Biało-czerwone barwy reprezentowali w sobotę w Planicy Jakub Wolny, Kamil Stoch, Dawid Kubacki i Piotr Żyła, który okazał się najmocniejszym punktem naszej ekipy. W pierwszej serii uzyskał 226,5 m, w finale poszybował aż na 242,5 m!
Podopieczni Stefana Horngachera cieszyli się z historycznego drużynowego triumfu na mamucie, na drugim stopniu podium stanęli Niemcy, a trzecie miejsce wywalczyli Słoweńcy.

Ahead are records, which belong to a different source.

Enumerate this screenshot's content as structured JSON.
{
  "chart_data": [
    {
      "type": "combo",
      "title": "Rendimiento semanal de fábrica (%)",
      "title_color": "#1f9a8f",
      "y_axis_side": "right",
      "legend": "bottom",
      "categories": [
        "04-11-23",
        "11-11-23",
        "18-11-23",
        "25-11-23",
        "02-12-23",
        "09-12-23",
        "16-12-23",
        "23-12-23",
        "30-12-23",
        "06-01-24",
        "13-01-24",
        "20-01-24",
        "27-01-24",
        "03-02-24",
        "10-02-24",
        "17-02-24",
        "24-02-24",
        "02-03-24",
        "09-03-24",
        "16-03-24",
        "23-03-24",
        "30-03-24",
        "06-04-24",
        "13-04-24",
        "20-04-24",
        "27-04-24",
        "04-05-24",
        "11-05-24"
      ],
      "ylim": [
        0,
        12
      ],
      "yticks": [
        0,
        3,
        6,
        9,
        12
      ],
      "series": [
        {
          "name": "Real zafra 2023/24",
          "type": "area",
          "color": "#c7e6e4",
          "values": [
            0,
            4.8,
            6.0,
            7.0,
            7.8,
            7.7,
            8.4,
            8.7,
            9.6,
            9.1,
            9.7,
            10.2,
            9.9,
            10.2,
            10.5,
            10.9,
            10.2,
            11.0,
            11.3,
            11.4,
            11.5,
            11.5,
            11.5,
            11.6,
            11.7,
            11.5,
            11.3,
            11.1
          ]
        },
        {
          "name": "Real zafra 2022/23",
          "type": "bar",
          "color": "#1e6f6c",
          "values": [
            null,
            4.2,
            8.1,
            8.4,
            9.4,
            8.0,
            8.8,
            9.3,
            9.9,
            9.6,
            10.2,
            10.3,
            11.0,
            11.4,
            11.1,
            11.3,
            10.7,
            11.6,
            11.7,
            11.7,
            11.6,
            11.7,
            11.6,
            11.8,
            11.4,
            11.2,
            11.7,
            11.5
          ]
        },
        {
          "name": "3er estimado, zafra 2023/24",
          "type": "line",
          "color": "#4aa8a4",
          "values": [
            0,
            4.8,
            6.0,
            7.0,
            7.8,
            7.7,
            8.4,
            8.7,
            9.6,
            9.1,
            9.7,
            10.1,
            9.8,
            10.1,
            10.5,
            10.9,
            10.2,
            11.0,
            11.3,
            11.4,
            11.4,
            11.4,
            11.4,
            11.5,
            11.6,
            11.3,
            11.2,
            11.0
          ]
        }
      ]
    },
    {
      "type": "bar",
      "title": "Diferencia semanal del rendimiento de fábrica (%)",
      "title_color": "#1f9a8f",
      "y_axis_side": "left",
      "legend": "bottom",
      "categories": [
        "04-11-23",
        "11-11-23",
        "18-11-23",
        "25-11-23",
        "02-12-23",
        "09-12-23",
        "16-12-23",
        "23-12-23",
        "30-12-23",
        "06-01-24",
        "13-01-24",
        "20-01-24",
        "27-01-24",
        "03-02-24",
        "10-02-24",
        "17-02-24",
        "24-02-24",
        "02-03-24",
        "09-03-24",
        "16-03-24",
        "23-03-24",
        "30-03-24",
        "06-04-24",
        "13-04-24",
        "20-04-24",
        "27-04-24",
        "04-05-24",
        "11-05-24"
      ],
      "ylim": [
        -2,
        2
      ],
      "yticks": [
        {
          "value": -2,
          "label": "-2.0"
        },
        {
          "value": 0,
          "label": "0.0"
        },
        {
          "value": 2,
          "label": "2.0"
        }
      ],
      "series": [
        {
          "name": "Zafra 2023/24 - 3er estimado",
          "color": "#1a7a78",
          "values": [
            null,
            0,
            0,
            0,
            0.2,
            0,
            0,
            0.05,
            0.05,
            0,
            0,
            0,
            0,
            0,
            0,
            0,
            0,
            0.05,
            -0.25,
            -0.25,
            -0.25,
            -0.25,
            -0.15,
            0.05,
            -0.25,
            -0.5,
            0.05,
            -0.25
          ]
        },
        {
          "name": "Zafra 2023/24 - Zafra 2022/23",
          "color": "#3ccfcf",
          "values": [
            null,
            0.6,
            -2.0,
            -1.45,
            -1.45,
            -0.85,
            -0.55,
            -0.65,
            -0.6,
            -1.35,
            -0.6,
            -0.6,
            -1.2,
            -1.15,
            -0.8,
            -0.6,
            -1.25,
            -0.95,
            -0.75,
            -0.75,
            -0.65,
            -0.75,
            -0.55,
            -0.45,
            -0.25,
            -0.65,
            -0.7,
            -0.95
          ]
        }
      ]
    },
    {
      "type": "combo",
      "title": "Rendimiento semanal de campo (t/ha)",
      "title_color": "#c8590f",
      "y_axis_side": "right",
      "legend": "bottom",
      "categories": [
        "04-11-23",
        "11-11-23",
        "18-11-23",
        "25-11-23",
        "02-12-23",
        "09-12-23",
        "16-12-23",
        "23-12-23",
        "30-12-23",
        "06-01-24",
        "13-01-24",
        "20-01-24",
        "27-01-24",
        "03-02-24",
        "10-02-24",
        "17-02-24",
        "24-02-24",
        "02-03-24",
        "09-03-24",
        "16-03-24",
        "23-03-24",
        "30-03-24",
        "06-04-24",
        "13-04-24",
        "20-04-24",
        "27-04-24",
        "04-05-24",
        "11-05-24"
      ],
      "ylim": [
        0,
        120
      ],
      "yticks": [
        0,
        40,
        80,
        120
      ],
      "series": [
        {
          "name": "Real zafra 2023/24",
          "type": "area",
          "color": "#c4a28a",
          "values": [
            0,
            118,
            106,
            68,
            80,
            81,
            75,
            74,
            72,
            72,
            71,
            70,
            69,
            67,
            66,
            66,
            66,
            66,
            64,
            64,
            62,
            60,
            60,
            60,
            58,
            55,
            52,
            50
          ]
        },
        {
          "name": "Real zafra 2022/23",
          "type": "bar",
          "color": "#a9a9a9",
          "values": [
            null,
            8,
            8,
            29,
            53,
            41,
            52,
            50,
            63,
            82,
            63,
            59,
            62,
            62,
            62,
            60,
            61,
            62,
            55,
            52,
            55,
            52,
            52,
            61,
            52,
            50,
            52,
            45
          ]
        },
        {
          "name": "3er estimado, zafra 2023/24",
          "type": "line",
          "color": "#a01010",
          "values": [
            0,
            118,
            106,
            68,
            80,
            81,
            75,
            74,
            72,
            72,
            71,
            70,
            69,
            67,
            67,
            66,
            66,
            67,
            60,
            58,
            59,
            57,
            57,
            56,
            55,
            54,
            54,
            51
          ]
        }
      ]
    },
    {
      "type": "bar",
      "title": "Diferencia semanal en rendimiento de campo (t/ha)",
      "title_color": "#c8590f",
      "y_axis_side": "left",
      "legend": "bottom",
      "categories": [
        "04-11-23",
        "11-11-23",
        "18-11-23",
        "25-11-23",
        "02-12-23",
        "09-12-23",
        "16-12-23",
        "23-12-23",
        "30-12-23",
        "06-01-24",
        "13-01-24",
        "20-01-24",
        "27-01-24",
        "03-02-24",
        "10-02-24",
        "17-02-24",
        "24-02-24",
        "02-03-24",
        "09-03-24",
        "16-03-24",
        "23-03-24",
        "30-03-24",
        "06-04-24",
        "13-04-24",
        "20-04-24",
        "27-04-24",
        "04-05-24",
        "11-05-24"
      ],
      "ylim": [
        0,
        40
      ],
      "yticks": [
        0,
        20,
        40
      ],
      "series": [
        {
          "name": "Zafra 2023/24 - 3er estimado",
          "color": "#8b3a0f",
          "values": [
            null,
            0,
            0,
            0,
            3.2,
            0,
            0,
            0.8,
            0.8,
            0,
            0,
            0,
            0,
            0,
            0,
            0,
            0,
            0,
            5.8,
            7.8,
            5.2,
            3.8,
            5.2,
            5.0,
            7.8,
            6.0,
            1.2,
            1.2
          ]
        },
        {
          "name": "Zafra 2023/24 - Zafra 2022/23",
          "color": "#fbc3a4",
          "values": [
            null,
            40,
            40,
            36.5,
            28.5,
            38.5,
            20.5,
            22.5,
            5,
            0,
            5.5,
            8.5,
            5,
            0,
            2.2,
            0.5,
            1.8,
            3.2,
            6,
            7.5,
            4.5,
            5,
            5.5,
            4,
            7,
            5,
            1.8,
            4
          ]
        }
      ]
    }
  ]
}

W niedzielę w Planicy odbędzie się ostatni w tym sezonie konkurs indywidualny, w którym wystartuje czołowa "30" klasyfikacji generalnej Pucharu Świata. Jest w tym gronie czwórka sobotnich zwycięzców.
Kryształową Kulę już wcześniej zapewnił sobie Japończyk Ryoyu Kobayashi, ale wciąż toczy się walka o wygraną w klasyfikacji lotów: teoretyczne szanse ma na nią trzeci w stawce Żyła, ale do prowadzącego Niemca Markusa Eisenbichlera traci aż 72 punkty.
Pytany po sobotnich zawodach, czy powalczy jeszcze o tę Małą Kryształową Kulę, Żyła, jak cytuje Onet, odpowiedział krótko: Szczerze mówiąc, jak będę za bardzo o niej myślał, to wtedy nie mam szans. Na niedzielę mam inne cele i plany.
Nawiązał też do tradycji sobotnich popołudni w Planicy: to tzw. team parties, które wszystkie ekipy urządzają w swoich domkach serwisowych.
Na razie mam zamiar pójść do Amerykanów. Mam nadzieję, że mają burgery - podsumował Piotr Żyła.